Para continuar exportando los aceites de oliva y aceitunas sanjuaninas los productores tendrán que dar un giro. Por empezar, los envases con los que envían sus productos están atrasados en diseño, pero principalmente en material porque no son biodegradables o amigables con el medio ambiente en momentos donde los principales compradores mundiales se han vuelto exigentes en ese aspecto. Además, sólo tendrán chances de competir aquellos olivares ubicadas en zonas con clima óptimo para tener competitividad. Eso deja a los productores pequeños, de zonas marginales, ante la única alternativa de asociarse a los nuevos grupos olivareros de Sarmiento. Esos son los consejos clave que dejaron los expertos que ayer brindaron una jornada de capacitación a olivícolas, en el marco de Argoliva.

* Envases: El experto en packaging Hugo Santansiero aseguró que se tendrán que mejorar los materiales y etiquetas con que se envasan aceites y aceitunas. ‘’Europa está muy avanzada y estos envases siguen muy atrasados, con lo cual hay dos salidas: o se mejora el envase haciendo un esfuerzo económico, de diseño industrial y gráfico, y de materiales biodegradables, con diseños modernos para exportar el producto terminado; o se tendrá que vender siempre a granel’’, aseguró. Explicó por ejemplo que a partir del 1 de este mes Francia prohibió el plástico para los alimentos, no acepta más bolsas o envases, con lo cual dijo que es imposible que un aceite o aceituna sanjuanina llegue a la góndola francesa si no cambia por biodegradables. Santansiero sugirió implementar el bag in box o el tetra para envasar aceites o colocar zip (cierres) a las bolsas de aceitunas. ‘’Vos ponele a la señora un precio popular al tetra pack y lo va a comprar, porque confía en la marca’, opinó. También aconsejó incorporar lenguaje braille a las etiquetas para captar a clientes ciegos o hacer aceite en gel para las comidas en las aerolíneas.

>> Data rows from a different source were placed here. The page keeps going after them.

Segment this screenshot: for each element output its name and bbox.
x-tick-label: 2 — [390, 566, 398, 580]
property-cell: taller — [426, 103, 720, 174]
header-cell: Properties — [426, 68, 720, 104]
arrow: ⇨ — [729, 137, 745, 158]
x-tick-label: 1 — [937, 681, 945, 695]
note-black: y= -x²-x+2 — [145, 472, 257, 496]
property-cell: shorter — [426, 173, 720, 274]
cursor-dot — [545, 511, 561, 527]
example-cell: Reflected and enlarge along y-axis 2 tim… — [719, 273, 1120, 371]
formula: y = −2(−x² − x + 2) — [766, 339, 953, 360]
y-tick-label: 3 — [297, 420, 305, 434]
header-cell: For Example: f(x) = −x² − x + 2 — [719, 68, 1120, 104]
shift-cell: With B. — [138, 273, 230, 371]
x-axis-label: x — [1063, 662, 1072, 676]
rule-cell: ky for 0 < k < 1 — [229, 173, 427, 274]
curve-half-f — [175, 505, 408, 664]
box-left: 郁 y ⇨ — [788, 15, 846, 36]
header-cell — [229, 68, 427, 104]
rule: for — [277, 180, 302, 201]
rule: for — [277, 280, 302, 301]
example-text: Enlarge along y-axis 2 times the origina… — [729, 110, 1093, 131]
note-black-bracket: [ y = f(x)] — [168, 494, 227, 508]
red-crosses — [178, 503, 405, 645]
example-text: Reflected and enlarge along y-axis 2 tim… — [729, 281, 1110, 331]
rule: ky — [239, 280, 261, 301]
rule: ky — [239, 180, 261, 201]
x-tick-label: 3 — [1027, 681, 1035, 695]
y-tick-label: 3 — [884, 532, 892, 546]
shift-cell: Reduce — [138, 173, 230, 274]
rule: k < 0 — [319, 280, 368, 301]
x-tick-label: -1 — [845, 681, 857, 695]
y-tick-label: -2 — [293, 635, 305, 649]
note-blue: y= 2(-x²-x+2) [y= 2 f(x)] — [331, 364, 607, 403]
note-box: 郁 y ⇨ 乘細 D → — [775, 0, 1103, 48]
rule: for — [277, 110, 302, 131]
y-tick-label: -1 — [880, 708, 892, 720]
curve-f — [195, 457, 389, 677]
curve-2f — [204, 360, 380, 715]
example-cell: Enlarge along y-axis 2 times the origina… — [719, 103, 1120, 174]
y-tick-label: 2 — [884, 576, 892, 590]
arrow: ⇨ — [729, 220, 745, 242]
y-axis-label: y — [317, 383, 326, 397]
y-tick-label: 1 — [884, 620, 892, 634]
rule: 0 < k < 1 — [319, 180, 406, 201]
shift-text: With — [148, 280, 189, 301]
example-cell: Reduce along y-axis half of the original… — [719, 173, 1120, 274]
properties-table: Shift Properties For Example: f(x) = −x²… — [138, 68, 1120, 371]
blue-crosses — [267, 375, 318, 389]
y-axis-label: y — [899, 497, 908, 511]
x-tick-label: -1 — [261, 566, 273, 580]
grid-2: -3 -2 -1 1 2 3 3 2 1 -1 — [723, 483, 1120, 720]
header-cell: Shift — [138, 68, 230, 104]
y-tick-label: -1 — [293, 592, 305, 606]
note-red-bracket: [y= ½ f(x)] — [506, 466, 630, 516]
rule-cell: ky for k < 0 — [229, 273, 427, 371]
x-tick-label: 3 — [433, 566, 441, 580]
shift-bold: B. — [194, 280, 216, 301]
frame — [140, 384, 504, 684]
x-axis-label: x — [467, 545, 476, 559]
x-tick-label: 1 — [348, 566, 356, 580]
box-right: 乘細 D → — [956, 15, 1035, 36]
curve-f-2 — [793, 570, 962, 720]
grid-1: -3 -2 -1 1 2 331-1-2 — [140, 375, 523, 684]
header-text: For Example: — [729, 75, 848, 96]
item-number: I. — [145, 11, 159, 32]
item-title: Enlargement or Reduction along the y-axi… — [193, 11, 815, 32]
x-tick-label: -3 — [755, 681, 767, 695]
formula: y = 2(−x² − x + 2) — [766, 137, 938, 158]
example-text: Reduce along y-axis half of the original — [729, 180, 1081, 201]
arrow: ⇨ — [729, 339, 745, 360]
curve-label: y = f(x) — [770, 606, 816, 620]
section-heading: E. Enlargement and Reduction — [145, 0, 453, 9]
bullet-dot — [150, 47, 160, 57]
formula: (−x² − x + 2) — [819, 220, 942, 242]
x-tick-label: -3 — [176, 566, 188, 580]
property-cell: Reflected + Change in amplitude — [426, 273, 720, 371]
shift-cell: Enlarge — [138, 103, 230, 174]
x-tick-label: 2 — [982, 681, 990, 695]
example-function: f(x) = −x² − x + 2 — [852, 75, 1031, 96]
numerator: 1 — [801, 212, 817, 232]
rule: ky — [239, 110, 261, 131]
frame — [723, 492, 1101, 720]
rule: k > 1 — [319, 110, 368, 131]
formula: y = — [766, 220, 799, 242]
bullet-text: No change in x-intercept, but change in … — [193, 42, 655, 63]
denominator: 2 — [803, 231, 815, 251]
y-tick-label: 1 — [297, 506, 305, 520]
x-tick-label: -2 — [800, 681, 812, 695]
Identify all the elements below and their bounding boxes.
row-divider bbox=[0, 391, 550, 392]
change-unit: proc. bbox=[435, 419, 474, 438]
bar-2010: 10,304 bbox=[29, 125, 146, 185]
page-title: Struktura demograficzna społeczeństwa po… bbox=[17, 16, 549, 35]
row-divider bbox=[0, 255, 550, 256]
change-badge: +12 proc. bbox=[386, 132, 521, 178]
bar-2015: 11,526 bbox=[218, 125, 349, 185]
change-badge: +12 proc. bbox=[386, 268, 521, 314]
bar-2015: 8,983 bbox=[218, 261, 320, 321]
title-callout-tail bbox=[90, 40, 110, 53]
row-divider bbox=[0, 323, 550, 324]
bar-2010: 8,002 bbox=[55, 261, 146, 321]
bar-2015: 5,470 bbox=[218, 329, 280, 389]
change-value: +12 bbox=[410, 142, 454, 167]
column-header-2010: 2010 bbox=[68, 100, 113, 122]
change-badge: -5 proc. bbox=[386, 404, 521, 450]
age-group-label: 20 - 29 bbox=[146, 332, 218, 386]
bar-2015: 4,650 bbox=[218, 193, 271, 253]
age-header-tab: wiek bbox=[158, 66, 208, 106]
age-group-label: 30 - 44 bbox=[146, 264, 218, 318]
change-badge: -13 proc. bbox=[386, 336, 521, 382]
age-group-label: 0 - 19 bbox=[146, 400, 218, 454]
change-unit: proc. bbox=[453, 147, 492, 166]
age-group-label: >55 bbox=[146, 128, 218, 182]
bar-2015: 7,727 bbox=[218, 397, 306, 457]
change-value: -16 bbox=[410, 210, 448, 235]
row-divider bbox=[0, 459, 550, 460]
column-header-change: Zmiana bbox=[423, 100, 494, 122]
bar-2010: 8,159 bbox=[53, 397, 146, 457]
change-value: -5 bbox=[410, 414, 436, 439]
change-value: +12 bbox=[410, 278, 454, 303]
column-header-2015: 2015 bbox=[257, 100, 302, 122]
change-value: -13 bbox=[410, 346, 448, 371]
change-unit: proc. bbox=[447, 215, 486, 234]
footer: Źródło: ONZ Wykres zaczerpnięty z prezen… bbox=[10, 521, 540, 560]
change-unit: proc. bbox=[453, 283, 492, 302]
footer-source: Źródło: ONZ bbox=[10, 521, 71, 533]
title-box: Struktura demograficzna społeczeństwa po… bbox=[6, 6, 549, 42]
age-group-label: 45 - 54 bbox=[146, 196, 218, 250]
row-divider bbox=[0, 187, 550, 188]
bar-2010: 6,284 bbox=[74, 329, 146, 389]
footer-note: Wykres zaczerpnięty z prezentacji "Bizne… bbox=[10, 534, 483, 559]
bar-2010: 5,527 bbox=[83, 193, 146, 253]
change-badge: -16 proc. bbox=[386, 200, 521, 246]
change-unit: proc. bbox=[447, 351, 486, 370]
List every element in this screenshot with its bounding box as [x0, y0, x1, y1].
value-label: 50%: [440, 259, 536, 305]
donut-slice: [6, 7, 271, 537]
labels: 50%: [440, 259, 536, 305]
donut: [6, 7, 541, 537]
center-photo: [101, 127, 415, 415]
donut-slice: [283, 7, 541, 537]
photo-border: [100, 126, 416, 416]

*Asociarse: José Mourelle, economista experto en mercado internacional, dijo que San Juan tiene ‘una enorme fortuna’ en unas 6.000 o 7.000 hectáreas de olivares nuevos plantados desde el año 2000 en Sarmiento (mencionó Cañada Honda, Huanacahe, Retamito y Ramplón), que están mecanizados y en zonas de clima optimo para el desarrollo. Agregó que los pequeños olivareros de otras zonas tendrán que decidir si sumarse a esa oferta del nuevo grupo, buscando mecanismo de asociatividad, ‘porque es la única alternativa viable’ que tienen para enfrentar el sector. Respecto a los viejos diferimientos de los ‘90 -en zonas bajas, de clima difícil- opinó que deben ‘resignar y reorientar esa producción a otro tipo de cultivo’.

*Certificaciones: Por último, ya es impensable exportar sin contar con las normas de certificación, que por otra parte serán cada vez más exigidas también en el mercado interno, aseguró Natalia Castro, licenciada en bromatología y dedicada a las certificaciones de alimentos. ‘Está mostrando que le ha dado valor a su producto’, dijo.